Understanding Life Insurance Policies

       Life insurance can be a bit tricky to understand.  I remember thinking, “I want life insurance to cover my family.  Let me call up my buddy who works in the industry and get a policy.”  Little did I know, there were so many different options available! It can be pretty daunting to not only commit to life insurance, but also to navigate how you want it structured.

       I found out there were basically two families of insurance policies with siblings under each one: term and permanent. Term life is a policy that spans a set time period, while permanent life covers the entirety of your life.  Let’s briefly explore the basics of both, and then provide the most popular siblings for permanent life.

Term Life

       Term life provides benefits for a set amount of time, typically between 5-30 years.  You pay monthly premiums until the coverage ends. If you happen to die before the end period, your designated beneficiary will reap the benefit.  

Advantages of Term Life

       Term life, since it only covers a specific period if time, is a cheaper option.  You won’t pay as much since the risk towards the insurance company is lower. This is ideal for someone who isn’t yet thriving financially, but plans on increasing their savings to provide for their loves ones later down the road.
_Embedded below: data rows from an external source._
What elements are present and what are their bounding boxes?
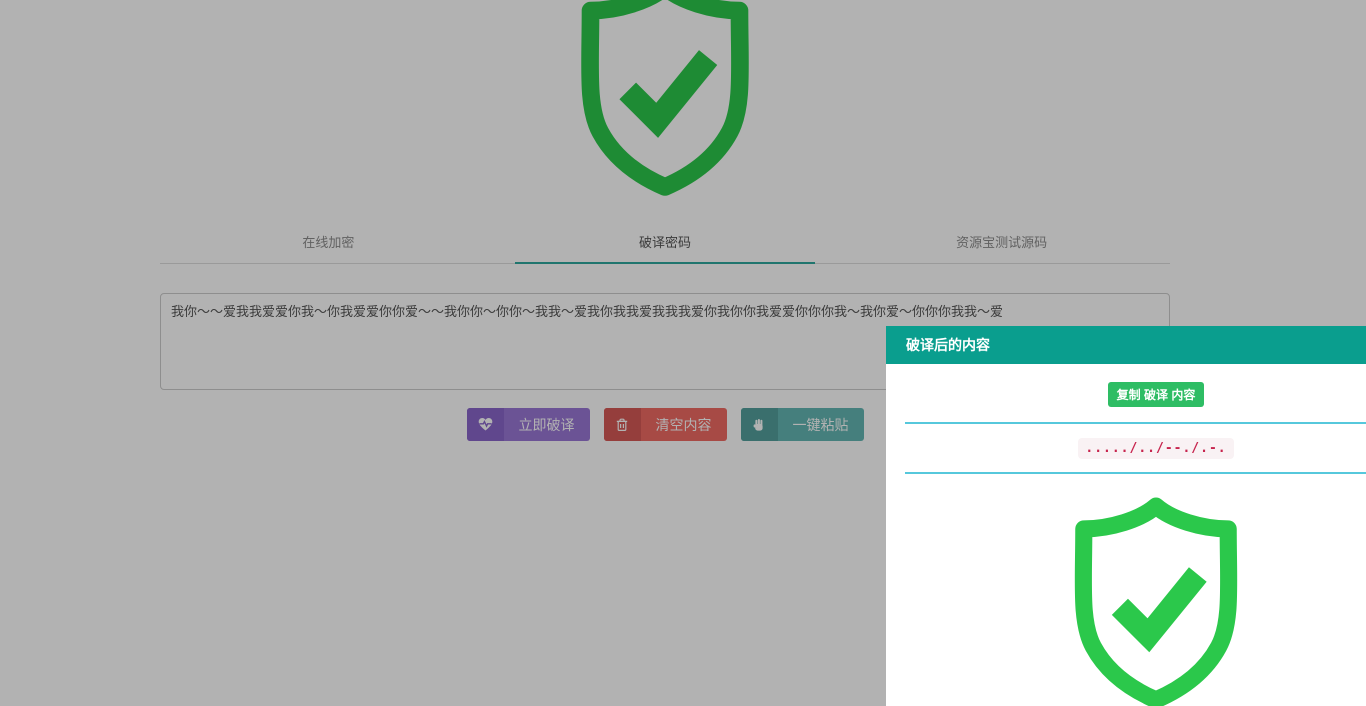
decoded-morse-output: ...../../--./.-. <box>1078 438 1233 459</box>
decoded-output-row: ...../../--./.-. <box>905 439 1366 457</box>
decrypt-result-modal: 破译后的内容 复制 破译 内容 ...../../--./.-. <box>886 326 1366 706</box>
divider <box>905 422 1366 424</box>
modal-title: 破译后的内容 <box>886 326 1366 364</box>
divider <box>905 472 1366 474</box>
copy-decrypted-content-button[interactable]: 复制 破译 内容 <box>1108 382 1205 407</box>
modal-body: 复制 破译 内容 ...../../--./.-. <box>886 364 1366 706</box>
shield-check-icon <box>1061 492 1251 706</box>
Disadvantages of Term Life

       Since coverage is only for a set time, you might not reap any benefit.  While the policy will give you peace in the event that something were to happen, you have to die before that period ends to see the payout.  Odds are, that won’t happen and you will still be alive after the term life ends. (Not that you would complain about that!)


Permanent Life

       Permanent life provides benefit for life.  No matter when you die, the benefit will be paid to your beneficiary.  Besides this crucial difference with term life, permanent life also has another component: cash value.  This is where it starts getting tricky. Cash value is a part of your premium that works like an investment.  It accrues interest and grows as your policy advances. This money is helpful as you can make a withdraw from it, borrow against it, and use it to pay premiums.  You will also receive your cash value if you decide to cancel the policy.

Advantages of Permanent Life

       It covers your entire life, meaning your beneficiary is guaranteed to receive a benefit (assuming you keep paying the premiums!).  The investment component is a plus because your money will grow tax-deferred. It also allows you to borrow against the current cash value and take out a loan.  You can make a withdraw from the cash value and even use it to pay premiums. And that cash value won’t be lost. Even if you cancel the policy, that money will be given to you.
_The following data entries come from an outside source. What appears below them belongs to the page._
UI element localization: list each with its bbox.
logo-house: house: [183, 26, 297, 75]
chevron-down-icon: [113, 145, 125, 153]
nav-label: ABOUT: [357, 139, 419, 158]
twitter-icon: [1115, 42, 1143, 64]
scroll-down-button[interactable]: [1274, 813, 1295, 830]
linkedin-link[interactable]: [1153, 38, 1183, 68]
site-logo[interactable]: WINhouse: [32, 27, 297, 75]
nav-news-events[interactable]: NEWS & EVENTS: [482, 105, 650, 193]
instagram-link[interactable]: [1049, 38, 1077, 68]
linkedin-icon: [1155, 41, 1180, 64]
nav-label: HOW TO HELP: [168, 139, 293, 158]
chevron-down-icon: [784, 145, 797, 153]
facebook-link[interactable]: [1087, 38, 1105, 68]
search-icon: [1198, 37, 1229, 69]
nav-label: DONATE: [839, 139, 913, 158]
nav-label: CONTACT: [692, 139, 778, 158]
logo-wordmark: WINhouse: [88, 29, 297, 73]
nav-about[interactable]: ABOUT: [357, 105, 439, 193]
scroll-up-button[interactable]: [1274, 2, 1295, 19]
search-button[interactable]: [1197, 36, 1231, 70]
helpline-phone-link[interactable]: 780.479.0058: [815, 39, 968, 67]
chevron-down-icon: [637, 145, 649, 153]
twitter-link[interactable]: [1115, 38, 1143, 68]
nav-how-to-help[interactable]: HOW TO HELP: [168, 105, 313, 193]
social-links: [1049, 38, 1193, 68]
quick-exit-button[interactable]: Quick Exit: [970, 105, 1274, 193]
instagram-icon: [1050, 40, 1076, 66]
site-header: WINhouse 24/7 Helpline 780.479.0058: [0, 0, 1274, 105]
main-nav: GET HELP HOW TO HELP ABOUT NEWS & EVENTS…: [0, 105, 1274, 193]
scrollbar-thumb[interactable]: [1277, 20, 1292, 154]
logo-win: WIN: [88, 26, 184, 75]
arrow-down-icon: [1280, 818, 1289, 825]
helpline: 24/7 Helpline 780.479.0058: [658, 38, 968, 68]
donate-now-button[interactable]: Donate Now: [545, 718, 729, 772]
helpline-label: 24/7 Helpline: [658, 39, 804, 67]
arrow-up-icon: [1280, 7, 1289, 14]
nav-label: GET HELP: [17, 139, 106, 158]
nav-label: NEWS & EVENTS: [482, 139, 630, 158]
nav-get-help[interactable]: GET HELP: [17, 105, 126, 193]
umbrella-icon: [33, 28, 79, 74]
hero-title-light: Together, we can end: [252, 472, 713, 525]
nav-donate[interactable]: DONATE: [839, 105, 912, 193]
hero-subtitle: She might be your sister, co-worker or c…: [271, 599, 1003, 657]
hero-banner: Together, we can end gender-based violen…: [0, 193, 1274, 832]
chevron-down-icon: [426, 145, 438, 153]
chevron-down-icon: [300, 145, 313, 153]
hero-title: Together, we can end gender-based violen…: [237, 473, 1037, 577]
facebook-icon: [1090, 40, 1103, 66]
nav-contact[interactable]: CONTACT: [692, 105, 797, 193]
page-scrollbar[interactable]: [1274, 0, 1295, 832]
Disadvantages of Permanent Life

       Since it spans your whole life and provides an investment component, permanent life is much more expensive than term.  It could cost 3-5 times more. Depending on your plan, the interest accrued might not be great and it could take 12+ years for the cash value to reach a decent amount.


Whole Life

       This is the traditional permanent life insurance policy.  It provides a level premium, meaning that the policyholder will pay the same premium amount from the start until the day of death.  So if you begin paying $100 a month, you will end paying $100 a month. This is great for offsetting the higher premium cost later in life.  If you were to pay by age, it might cost $20 a month to start and wind up being $400 a month towards the end. To avoid this burden as an elderly person, permanent life provides a great benefit through level premiums.

Universal Life

       Universal life is more flexible than whole life as it pertains to the benefit and premium.  You can change the benefit amount and your monthly premiums as the policy advances. If times are tough, you can lower your monthly premiums.  If a major life change occurs (marriage, children, mortgage), you can increase the benefit amount.

Variable Life

       Variable life gives you more flexibility when it comes to investing the cash value.  You can allocate cash value to be invested into stocks, bonds, and/or mutual funds. This is more risky, but provides a greater possible reward as well.  

Variable Universal Life

       Variable universal life combines the flexibility of variable with the flexibility of universal.  You can change the benefit amount and monthly premiums, and you can also invest with more risk.